Inagotable: Hernán Pérez brilla en Tijuana
Hernán Pérez es un obrero, en todo el sentido de la palabra, llega temprano y está siempre entre los últimos que dejan la práctica, toma los turnos que sean necesarios, es autocrítico y celoso con su trabajo. Siempre está dispuesto a guiar a sus compañeros, pero sabe también callar en el momento justo. Respeta profundamente los procesos de cada persona. Esas cualidades son las que lo hacen brillar en cualquier escenario, por ejemplo la Liga Mexicana de Beisbol (LMB).
El ex grandeliga, que sumó 10 contiendas en el llamado mejor beisbol del mundo, está ahora mismo disputando su tercera campaña con los Toros de Tijuana, la segunda consecutiva.

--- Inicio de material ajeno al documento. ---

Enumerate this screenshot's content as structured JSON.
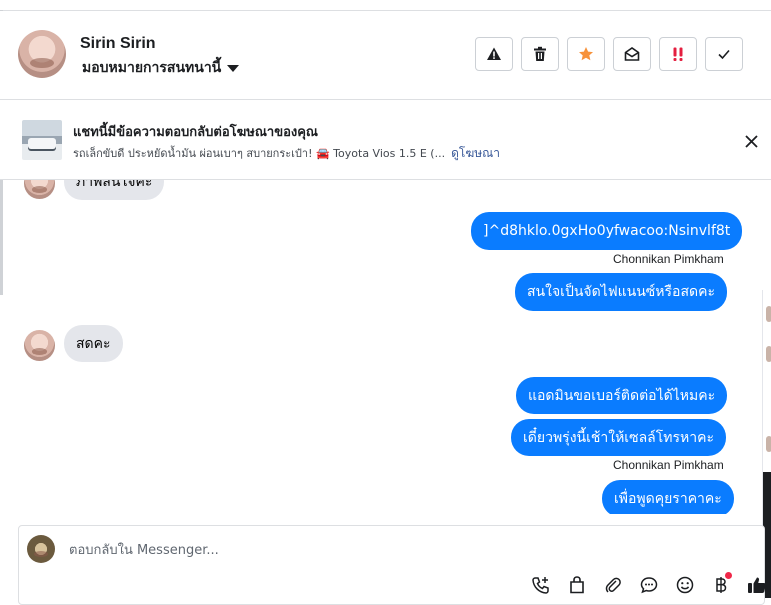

Y, como dicen popularmente, la está viendo clarita. El utility ha disputado 22 compromisos y suma 35 inatrapables, incluidos nueve dobles y cuatro jonrones, ha empujado 22 carreras y ha anotado 12. Su promedio es de .385, el cuarto más alto de la liga, en la que hacen vida 20 equipos. Únicamente lo superan el dominicano Juan Santana (.430), el cubano Albert Lara (.395) y Juan Mora (.386).

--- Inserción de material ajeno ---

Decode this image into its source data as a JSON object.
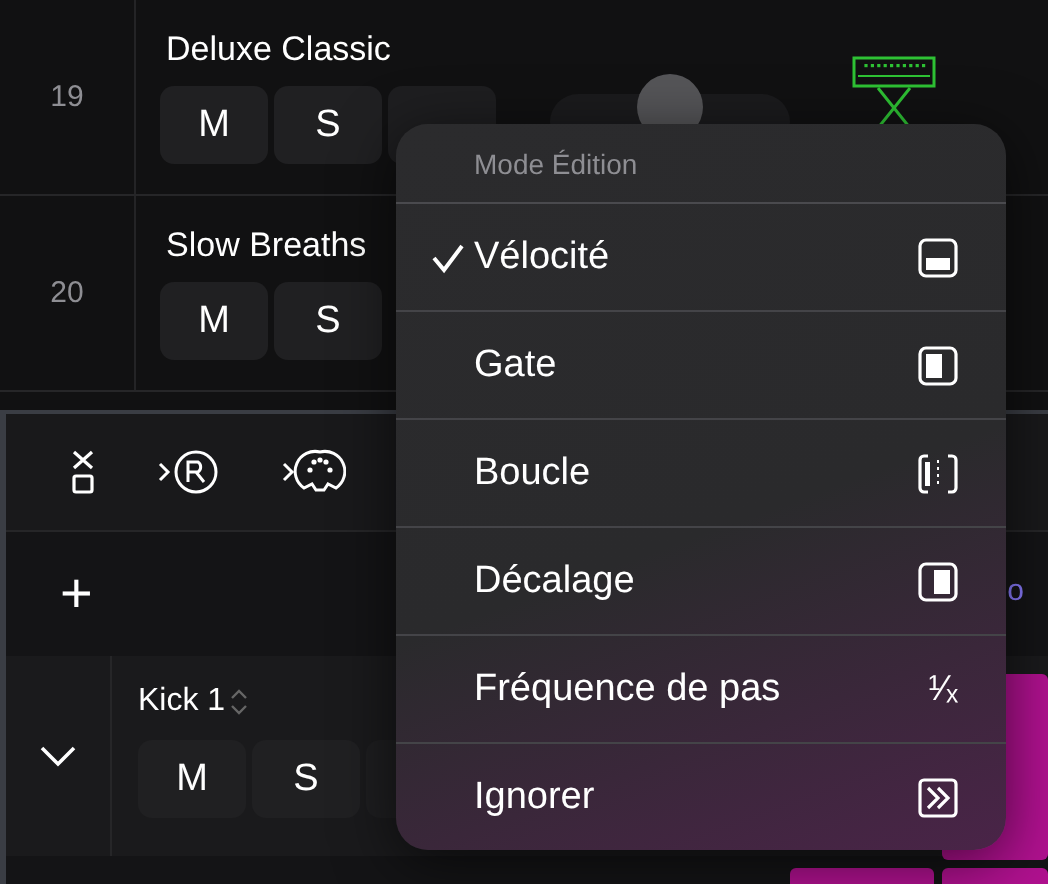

Hernán es la bujía ofensiva de Toros, que lidera el Norte de la liga con récord de 17-6. Sus 35 hits son la quinta cifra más alta del circuito, pero -más allá de la cantidad- hay que hablar de la calidad de sus conexiones, él es un jugador clutch. Recientemente, con un jonrón de dos carreras en el octavo, fue el héroe de una victoria ante Sultanes, que es su perseguidor más cercano en la tabla de posiciones. Y así como responde con el bate, lo hace también con el guante y esa defensa que prevalece en el tiempo como si los años no estuviesen pasando, la misma que lo ayudó a llegar y prevalecer en MLB.
Hasta ahora, ha visto acción en el campocorto, la antesala, el jardín derecho y el izquierdo. Se le contabilizan solo un par de pifias en casi 200 innings.

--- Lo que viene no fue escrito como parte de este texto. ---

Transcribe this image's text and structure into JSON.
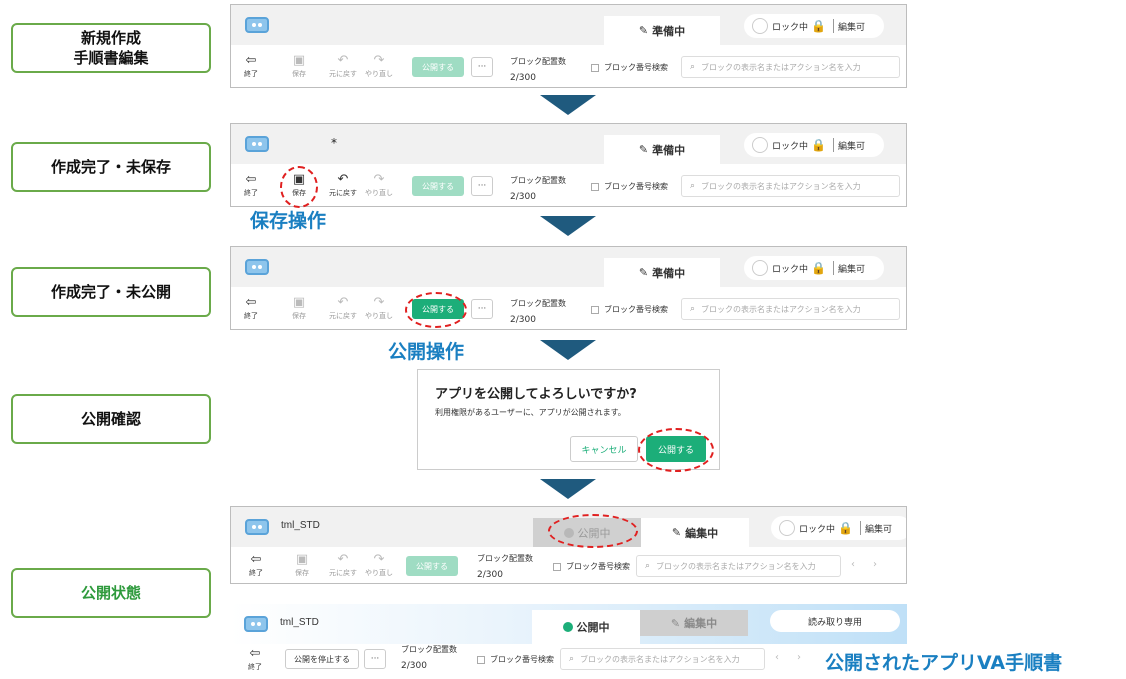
{
  "stages": [
    {
      "line1": "新規作成",
      "line2": "手順書編集"
    },
    {
      "line1": "作成完了・未保存"
    },
    {
      "line1": "作成完了・未公開"
    },
    {
      "line1": "公開確認"
    },
    {
      "line1": "公開状態"
    }
  ],
  "toolbar": {
    "exit": "終了",
    "save": "保存",
    "undo": "元に戻す",
    "redo": "やり直し",
    "publish": "公開する",
    "stop_publish": "公開を停止する",
    "more": "···",
    "block_count_label": "ブロック配置数",
    "block_count_value": "2/300",
    "block_search_label": "ブロック番号検索",
    "search_placeholder": "ブロックの表示名またはアクション名を入力"
  },
  "header": {
    "app_name": "tml_STD",
    "unsaved_mark": "*",
    "tab_preparing": "準備中",
    "tab_published": "公開中",
    "tab_editing": "編集中",
    "lock_label": "ロック中",
    "editable_label": "編集可",
    "readonly_label": "読み取り専用"
  },
  "captions": {
    "save_op": "保存操作",
    "publish_op": "公開操作",
    "published_app": "公開されたアプリVA手順書"
  },
  "dialog": {
    "title": "アプリを公開してよろしいですか?",
    "message": "利用権限があるユーザーに、アプリが公開されます。",
    "cancel": "キャンセル",
    "confirm": "公開する"
  },
  "colors": {
    "accent_green": "#1cae79",
    "arrow": "#1f5a7e",
    "caption_blue": "#1a7fc1",
    "highlight": "#e02020"
  }
}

Sin lugar a dudas, está en la continuación de lo que fue su extraordinaria temporada en el beisbol invernal venezolano, disputando su primera campaña con Caribes de Anzoátegui. Y es que al final terminó bateando para .313, con 20 extrabases, fue líder en impulsadas con 52 y cerró el año con un OPS de .863. Como resultado compartió el Premio Productor del Año con Balbino Fuenmayor y se quedó también con el Luis Salazar al «Regreso del Año», sumando 268 puntos, 200 más que su perseguidor más cercano. Sí, no quedó entre los finalistas al MVP, pero hay que recordar -todas las veces que sea necesario- que fue el segundo que más votos obtuvo para el primer lugar con 12.
Sus reconocimientos se sumaron al Guante de Oro que ganó en la 2015-2016 y al MVP de la 2020-2021, cuando bateó por encima de los .400 puntos. Así que podemos decir que tiene más de una década dominando a placer cada liga en la que tiene oportunidad de jugar, pero no se equivoquen, no es suerte, es el resultado de su disciplina y esa confianza tajante que tiene en sí mismo, esa que no lo deja rendirse nunca.